Add to this the backbreaking strain of Covid, the caregiver suicides, the PTSD, the lack of PPE, and everything else that our medical community is struggling with. Please. Just.

Tired people do stupid shit. Exhausted, heartbroken, stressed-out folks make terrible, terrible mistakes. And they get sick. Are sick. Dying.

Which leaves fewer and fewer to wage the war to save our lives. Those who are left bear even more of the burden. That is a recipe for disaster.

That’s your mama and your auntie and your abuela in there getting care. Your kids and your babies and brothers. Maybe you.

I was in a slow, neighborhood urgent care facility. Two patients. Quiet afternoon. No ER, no stress, no rush, nice calm, quiet afternoon.

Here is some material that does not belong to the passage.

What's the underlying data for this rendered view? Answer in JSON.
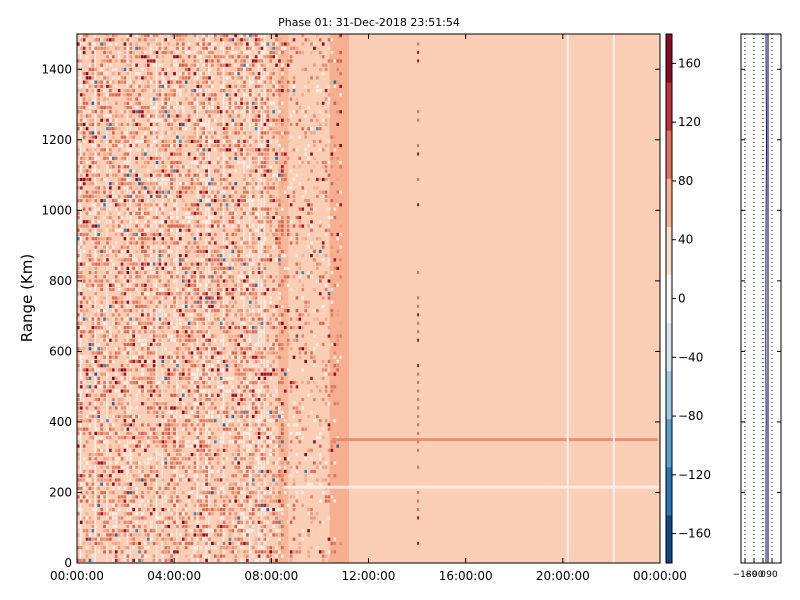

The lovely, friendly nurse sliced inches off my height, which changed everything about how any caregiver would look at my body and give me advice. If they bothered to look up, which many don’t bother to do.

Medical mistakes kill.

How we compare:

The US has the highest per capita healthcare costs and the worst outcomes.

From the article:

In sum, the U.S. health care system is the most expensive in the world, but Americans continue to live relatively unhealthier and shorter lives than peers in other high-income countries.

And that was before Covid.

And that doesn’t address the uber-competent, incredibly capable, superbly talented folks who don’t make mistakes…until they are just too exhausted to think anymore. Just like the rest of us.

I will leave you to make your own assessments. I get my care primarily from the VA. In that I am fortunate, for otherwise I’d be homeless. Nobody in his right mind would give me health insurance and I wouldn’t be able to afford what’s out there given the cost of meds for my battered body.

That said, for those who wonder why I work out so hard, try to eat so well (skip the almonds, please, at least the chocolate ones) and pass on the donuts…most of the time, this is why.

I can’t trust a perfectly capable, bright nurse, on a quiet afternoon, with nothing else going on, to put in the proper information on my chart. If my condition had been far worse, and if it had been very busy, whoever was working with that chart might have made decisions that could cost me my life.

It has already happened too many times.

The stakes are so high, and they are getting so much higher. Getting and staying healthy, especially as we age, isn’t just about beauty or BMI or bragging rights.

It’s about staying out of American hospitals, ERs and clinics.

So if you’ll excuse me, I’m going to go hit the trail and see if I can get my eight inches of height back.